If anyone else out there has this same problem after losing a significant amount of weight, feel free to write me. We will work together to keep ourselves accountable and remembering that its OK to have a snack. It’s not ok to skip meals in order to eat MORE snacks. Lets find that beautiful balance between eating healthy without “dieting” (remember, you are NOT on a diet anymore!) and eating a sweet treat here and there without polishing off the entire bag while mindlessly watching the TV like you used to.

I will also post whatever exercise I got for the day and  my daily weigh-in to make sure I’m staying within my acceptable 121-125 lb range. (120 I feel is too low for my 5ft 6in frame and 126 is too high.)

Thank you so much for reading!!!! Lets help each other!

Comments on: "Learn all about rainbows and unicorns here! (Warning: This may be a trap!)" (5)

  1. Can I make a suggestion? Your acceptable weight range is so tiny! If you only give yourself a range of 4-5 pounds, you will invariably fluctuate out of that range in one direction or another.

    Maybe rather than focusing on the number on the scale, you can just focus on giving yourself proper nutrition? You don’t need the scale to tell you if you are healthy. You’ll know.

  2. Mmmm I don’t want to tell you what’s too much and what’s not enough. But can you just expand your range to be more forgiving? I agree that below 120 you might get to a dangerous place, but would 130 be so awful? I think if you have 10 and not 5 pounds to play with, you might set yourself up for less disappointment.

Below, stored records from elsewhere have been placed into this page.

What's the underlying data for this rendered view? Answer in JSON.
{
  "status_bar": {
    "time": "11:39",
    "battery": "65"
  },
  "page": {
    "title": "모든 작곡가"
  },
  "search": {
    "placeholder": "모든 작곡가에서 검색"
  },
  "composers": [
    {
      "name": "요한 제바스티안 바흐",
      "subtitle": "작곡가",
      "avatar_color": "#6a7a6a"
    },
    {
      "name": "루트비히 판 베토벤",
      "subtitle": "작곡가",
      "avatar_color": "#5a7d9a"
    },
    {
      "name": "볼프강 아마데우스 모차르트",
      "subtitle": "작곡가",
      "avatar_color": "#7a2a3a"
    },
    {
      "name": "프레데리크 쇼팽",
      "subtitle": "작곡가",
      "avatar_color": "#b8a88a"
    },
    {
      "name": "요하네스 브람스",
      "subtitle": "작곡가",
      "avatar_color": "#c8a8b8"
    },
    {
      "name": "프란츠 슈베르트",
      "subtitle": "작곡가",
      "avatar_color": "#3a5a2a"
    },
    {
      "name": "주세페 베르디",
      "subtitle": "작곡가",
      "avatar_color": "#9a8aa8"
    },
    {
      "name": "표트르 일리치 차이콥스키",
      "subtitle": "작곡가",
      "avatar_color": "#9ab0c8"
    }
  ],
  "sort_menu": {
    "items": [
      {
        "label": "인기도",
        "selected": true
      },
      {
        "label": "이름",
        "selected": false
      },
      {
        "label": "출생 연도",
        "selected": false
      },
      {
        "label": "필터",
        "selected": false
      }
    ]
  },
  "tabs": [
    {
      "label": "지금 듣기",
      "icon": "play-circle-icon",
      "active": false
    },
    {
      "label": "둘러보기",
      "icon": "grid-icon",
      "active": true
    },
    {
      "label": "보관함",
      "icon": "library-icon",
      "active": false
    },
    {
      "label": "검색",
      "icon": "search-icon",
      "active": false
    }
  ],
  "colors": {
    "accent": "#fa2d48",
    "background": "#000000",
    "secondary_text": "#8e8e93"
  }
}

    Of course, in ED therapy, they tell us not to weigh ourselves at all. We are supposed to learn that we should eat healthfully regardless of what the scale might say. Also, we are to be sure that we don’t try to measure anything else on the scale, such as self worth, self esteem, etc. We know intellectually that the scale doesn’t measure those things, but sometimes we act as though it does.

    So, the real answer would be to not weigh yourself at all. Easier said than done, I know. Best of luck!

  3. I have nominated you for the Versatile Blogger and Tell Me About Yourself awards.
    Please find my initial response here:
    And my nominations here:

    I’m excited to keep following your blog. I love how you combine foods.